Mengapa? Sebab, pancakaki sebagai produk kebudayaan Sunda diproduksi karuhun Ki Sunda untuk menciptakan relasi sosial dan komunikasi interpersonal yang harmonis dalam komunitas, salah satunya ajen-inajen berbahasa. Tidak mungkin, jika kita tahu si A atau si B memiliki hubungan kekerabatan dengan kita, dan lebih tua, kita mencla-mencle berbicara tak sopan. Jadi, dengan ber-pancakaki sebetulnya kita (urang Sunda) tengah membina silaturahim dengan setiap orang.
Komponen kebudayaan
Kuntowijoyo dalam buku berjudul Budaya dan Masyarakat (2006:6), menulis bahwa dalam budaya kita akan ditemukan adanya tiga komponen pokok, yaitu lembaga budaya, isi budaya, dan efek budaya (norma-norma). Lembaga budaya menanyakan siapa penghasil produk budaya, pengontrol, dan bagaimana kontrol itu dilakukan. Isi (substansi) budaya menanyakan apa yang dihasilkan atau simbol-simbol apa saja yang diusahakan. Adapun efek budaya menanyakan konsekuensi apa yang diharapkan.
Maka, anomali budaya (kebudayaan disfungsional) akan terjadi jika simbol dan normanya tidak lagi diejawantahkan masyarakat. Akibatnya, muncul kontradiksi sehingga memicu lahirnya kelumpuhan dasar-dasar relasi secara sosiologis. Ini akan terjadi juga dalam ruang lingkup relasi sosial kemasyarakatan urang Sunda jika pancakaki sebagai isi kebudayaan lokal tidak mendapatkan porsi pengamalan dan pelestarian.

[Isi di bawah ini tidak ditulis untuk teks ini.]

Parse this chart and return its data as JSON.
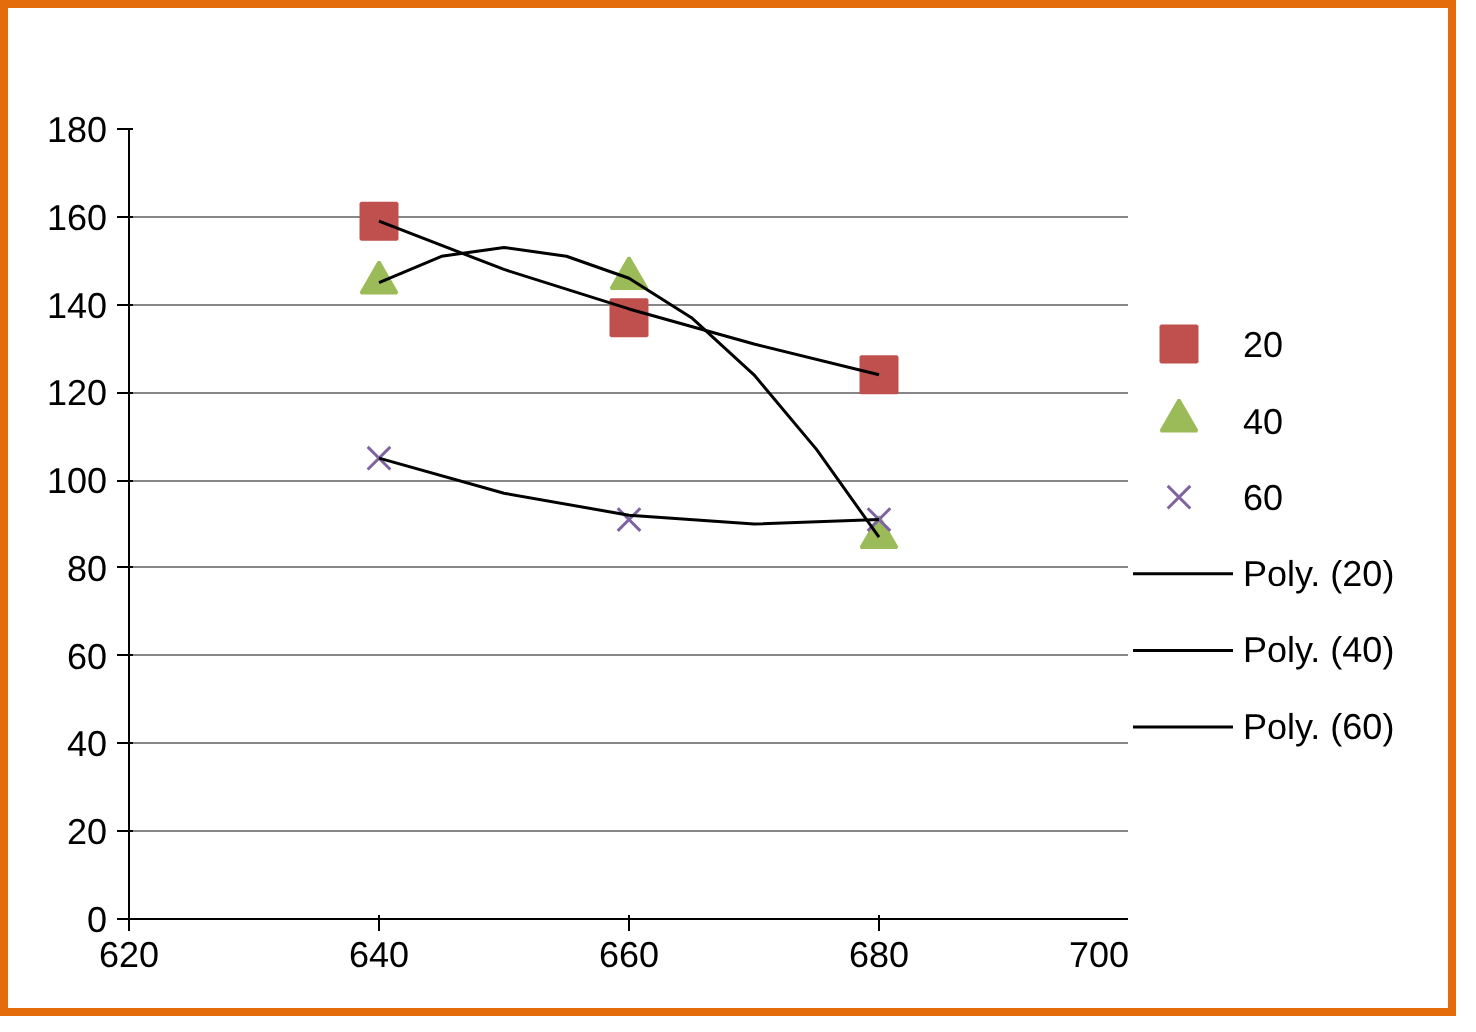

Efek kebudayaan pun tidak akan dirasakan, seperti menggejalanya keterputusan komunikasi dan relasi antar-dulur (kerabat) yang satu dengan yang lain.
Ketika tidak memiliki efek budaya, hal itu akan memicu lahirnya anomali akibat minimnya keinginan kita untuk mengaktifkan simbol kebudayaan, salah satunya pancakaki, dalam hidup keseharian. Tradisi silaturahim atau silaturahim khas Sunda (baca: pancakaki) ini sesuai dengan ajaran agama yang mengajarkan umatnya untuk menyebarkan keselamatan. Silaturahim juga merupakan salah satu penentu masuk surga dan terciptanya keharmonisan interaksi.
Namun, bagi urang Sunda kiwari, ber-pancakaki tidak hanya dilakukan untuk menelusuri garis keturunan, tetapi juga menelusuri dari mana asal diri kita. Karena itu, seorang pengusaha dan pejabat, umpamanya, sadar bahwa sebetulnya mereka berasal dari rakyat.
Karena itu, saatnya kita ber-pancakaki. Lirik kiri-kanan, jangan-jangan ada keluarga dekat atau jauh, bahkan rakyat miskin yang tak bisa makan. Sebab, dalam ajaran agama, semua manusia bersaudara. Semua berasal dari Nabi Adam AS. Jadi, dulur sadayana oge manusa mah! Wallahualam.